Empezamos desde el nivel de principiantes para aprender juntos y para mi sorpresa, me di cuenta de que en realidad yo no sabía bailar casi nada. A un año de haber empezado en esta aventura, aprendí un montón de pasos y técnicas correctas en varios ritmos, y seguimos aprendiendo.
Además de bailar bien y correctamente, he obtenido otros beneficios. Por mencionar algunos, he mejorado en los siguientes aspectos:
- Condición física: mantenerme en movimiento cada semana fortalece mi cuerpo entero a nivel óseo, muscular y cardiovascular. Me hace sentir más energía durante el día y me permite tener una mayor calidad de sueño durante la noche.
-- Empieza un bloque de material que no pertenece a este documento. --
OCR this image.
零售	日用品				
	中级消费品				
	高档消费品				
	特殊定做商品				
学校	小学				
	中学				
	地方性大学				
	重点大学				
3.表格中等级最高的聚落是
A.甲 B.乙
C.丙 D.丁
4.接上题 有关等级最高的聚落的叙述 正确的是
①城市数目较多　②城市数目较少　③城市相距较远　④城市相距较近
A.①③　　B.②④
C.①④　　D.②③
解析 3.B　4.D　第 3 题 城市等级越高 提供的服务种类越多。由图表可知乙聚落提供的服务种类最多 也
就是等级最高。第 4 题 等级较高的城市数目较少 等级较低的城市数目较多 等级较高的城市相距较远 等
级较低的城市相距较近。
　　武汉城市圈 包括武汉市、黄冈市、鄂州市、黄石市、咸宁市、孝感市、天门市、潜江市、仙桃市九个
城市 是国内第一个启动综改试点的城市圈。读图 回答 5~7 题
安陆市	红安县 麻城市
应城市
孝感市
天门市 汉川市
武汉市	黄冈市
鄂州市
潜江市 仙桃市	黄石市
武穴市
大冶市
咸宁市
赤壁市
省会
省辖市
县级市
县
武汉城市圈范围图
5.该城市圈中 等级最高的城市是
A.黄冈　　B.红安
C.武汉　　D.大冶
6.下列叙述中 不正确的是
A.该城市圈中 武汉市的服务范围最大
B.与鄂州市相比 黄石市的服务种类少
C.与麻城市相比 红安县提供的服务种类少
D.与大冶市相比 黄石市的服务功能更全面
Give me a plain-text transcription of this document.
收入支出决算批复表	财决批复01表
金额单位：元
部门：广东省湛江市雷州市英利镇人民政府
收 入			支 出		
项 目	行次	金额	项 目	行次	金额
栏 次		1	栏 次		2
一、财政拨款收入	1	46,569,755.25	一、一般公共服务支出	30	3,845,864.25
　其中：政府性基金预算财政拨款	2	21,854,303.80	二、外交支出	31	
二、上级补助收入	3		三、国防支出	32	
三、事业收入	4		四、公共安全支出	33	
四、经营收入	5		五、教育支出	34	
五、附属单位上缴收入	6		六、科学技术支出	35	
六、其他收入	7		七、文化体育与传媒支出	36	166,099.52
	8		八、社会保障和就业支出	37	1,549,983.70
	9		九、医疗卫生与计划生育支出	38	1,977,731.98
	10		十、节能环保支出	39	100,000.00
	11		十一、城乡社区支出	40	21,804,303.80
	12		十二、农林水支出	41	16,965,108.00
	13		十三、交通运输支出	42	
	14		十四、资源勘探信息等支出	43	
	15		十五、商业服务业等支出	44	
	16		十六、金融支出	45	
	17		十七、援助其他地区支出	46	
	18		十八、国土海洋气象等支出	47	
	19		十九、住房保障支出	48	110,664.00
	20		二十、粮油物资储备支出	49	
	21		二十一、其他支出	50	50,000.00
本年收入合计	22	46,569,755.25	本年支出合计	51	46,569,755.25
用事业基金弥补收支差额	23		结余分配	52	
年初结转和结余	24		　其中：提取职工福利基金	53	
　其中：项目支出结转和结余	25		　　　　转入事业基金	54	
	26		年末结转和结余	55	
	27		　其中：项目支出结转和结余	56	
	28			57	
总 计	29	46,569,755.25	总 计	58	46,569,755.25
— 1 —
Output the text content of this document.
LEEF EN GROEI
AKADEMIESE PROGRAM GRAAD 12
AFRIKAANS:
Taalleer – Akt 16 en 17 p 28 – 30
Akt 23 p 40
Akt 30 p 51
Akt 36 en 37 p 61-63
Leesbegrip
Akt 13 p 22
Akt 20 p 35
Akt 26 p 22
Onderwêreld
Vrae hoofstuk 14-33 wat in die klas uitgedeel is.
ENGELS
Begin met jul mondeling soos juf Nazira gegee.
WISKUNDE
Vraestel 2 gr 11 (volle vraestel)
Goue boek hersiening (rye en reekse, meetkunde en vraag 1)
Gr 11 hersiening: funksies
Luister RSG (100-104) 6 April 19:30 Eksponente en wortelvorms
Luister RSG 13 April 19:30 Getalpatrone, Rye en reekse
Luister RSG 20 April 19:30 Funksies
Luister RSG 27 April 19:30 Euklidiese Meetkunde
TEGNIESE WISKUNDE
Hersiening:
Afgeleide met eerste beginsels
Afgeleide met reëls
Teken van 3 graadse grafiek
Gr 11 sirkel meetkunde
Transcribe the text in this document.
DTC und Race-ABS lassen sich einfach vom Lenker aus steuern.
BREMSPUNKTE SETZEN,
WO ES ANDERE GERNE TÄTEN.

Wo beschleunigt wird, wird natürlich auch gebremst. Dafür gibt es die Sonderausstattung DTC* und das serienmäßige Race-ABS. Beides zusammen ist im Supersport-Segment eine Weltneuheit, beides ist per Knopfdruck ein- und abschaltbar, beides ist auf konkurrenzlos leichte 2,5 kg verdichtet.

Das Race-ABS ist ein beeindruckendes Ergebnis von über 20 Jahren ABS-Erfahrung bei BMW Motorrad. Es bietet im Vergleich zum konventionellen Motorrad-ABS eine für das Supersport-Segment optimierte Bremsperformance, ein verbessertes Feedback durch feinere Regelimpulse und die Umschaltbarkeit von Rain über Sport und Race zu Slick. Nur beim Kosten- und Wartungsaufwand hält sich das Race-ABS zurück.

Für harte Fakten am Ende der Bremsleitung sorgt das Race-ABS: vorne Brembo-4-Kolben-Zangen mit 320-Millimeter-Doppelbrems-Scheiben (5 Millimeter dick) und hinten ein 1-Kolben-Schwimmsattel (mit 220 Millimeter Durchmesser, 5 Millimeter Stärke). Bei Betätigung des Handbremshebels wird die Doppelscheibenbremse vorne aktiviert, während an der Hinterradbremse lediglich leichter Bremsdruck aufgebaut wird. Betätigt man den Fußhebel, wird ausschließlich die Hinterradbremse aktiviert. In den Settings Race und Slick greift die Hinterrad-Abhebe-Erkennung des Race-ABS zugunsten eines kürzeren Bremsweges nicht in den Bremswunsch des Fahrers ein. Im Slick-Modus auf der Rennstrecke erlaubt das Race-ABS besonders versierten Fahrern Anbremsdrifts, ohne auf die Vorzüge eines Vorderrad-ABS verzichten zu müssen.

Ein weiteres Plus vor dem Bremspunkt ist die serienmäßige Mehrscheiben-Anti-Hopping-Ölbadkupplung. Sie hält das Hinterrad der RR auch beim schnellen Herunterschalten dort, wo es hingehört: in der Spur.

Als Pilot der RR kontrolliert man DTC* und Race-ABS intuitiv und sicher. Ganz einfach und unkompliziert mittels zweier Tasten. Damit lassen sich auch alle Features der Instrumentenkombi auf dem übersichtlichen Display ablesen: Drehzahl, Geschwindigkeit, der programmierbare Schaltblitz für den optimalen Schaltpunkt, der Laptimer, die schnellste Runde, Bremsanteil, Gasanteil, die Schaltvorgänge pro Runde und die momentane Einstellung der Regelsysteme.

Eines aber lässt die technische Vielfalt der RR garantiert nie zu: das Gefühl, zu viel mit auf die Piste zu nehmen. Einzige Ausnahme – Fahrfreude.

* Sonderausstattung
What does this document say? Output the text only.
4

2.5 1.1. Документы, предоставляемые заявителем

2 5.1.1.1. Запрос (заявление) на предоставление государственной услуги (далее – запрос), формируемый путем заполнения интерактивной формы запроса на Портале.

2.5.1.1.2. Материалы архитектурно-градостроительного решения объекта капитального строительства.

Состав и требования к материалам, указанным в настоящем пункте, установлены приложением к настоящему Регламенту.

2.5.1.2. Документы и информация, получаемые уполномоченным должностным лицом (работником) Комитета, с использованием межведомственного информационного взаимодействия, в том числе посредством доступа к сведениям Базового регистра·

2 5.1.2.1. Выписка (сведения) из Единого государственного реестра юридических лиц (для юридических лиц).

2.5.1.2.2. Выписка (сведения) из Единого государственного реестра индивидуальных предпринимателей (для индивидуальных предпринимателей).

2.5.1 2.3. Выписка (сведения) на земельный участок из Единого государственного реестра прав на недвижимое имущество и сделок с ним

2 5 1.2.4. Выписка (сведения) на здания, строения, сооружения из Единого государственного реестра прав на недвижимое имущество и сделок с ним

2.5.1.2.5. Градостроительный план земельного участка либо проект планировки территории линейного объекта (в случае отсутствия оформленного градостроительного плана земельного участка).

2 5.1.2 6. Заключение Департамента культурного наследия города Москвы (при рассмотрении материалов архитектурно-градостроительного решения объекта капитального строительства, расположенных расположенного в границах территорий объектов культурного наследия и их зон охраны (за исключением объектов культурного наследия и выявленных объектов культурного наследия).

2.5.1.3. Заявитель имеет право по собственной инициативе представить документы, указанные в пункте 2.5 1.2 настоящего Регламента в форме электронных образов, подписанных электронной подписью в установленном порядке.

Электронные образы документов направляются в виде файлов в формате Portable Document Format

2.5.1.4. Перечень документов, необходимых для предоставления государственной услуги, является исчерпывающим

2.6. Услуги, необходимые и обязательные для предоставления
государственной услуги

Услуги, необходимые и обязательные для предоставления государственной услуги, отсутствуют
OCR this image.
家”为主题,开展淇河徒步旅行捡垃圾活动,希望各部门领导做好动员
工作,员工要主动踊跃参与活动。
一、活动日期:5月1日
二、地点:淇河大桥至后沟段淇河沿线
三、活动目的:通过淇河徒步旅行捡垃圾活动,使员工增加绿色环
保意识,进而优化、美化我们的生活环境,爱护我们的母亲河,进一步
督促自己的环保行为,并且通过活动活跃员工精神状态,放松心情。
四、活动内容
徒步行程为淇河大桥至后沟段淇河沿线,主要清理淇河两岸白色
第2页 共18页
- Salud mental equilibrada: el reto de aprender algo nuevo en cada clase y ponerlo en práctica me permite estimular mi atención, concentración, coordinación y memoria. Además, mientras bailo, río mucho y me siento muy alegre y agradecida conmigo misma.
- Relaciones sociales: conocer gente nueva amplía mis redes sociales y de apoyo. Me hace sentir parte de una comunidad que se identifica y divierte con la música y el baile popular, compartimos nuestros saberes en otros espacios como salones de baile.
- Cultura y patrimonio: con el baile he revalorizado algunos aspectos culturales costarricenses, me he acercado a prácticas culturales que destacan la identidad de las personas costarricenses y que son patrimonio intangible de nuestro acervo cultural como el bolero y swing criollo.
- Reducir el estrés: después de una buena bailada, además del cansancio, experimento una sensación de bienestar muy fuerte. Eso pasa porque mi cuerpo libera hormonas y sustancias que hacen que me sienta bien y en consecuencia me ayudan a eliminar el cortisol de mi cuerpo.
Definitivamente el baile me ha cambiado la vida, es una actividad recreativa que me ha hecho crecer de muchas maneras y que ha fortalecido el vínculo con mi pareja. Además, puedo atestiguar el aprendizaje de muchas personas que han empezado desde cero, he aplaudido sus avances y logros; me entusiasma ver a la gente feliz y disfrutando de prácticas recreativas tan saludables y edificantes.
Por ahora se ha vuelto mi pasión como otras tantas actividades recreativas, seguiré aprendiendo de manera constante y a lo largo de mi vida muchas cosas más. Espero que mi experiencia te invite y motive a moverte o a cumplir tu meta de aprender a bailar.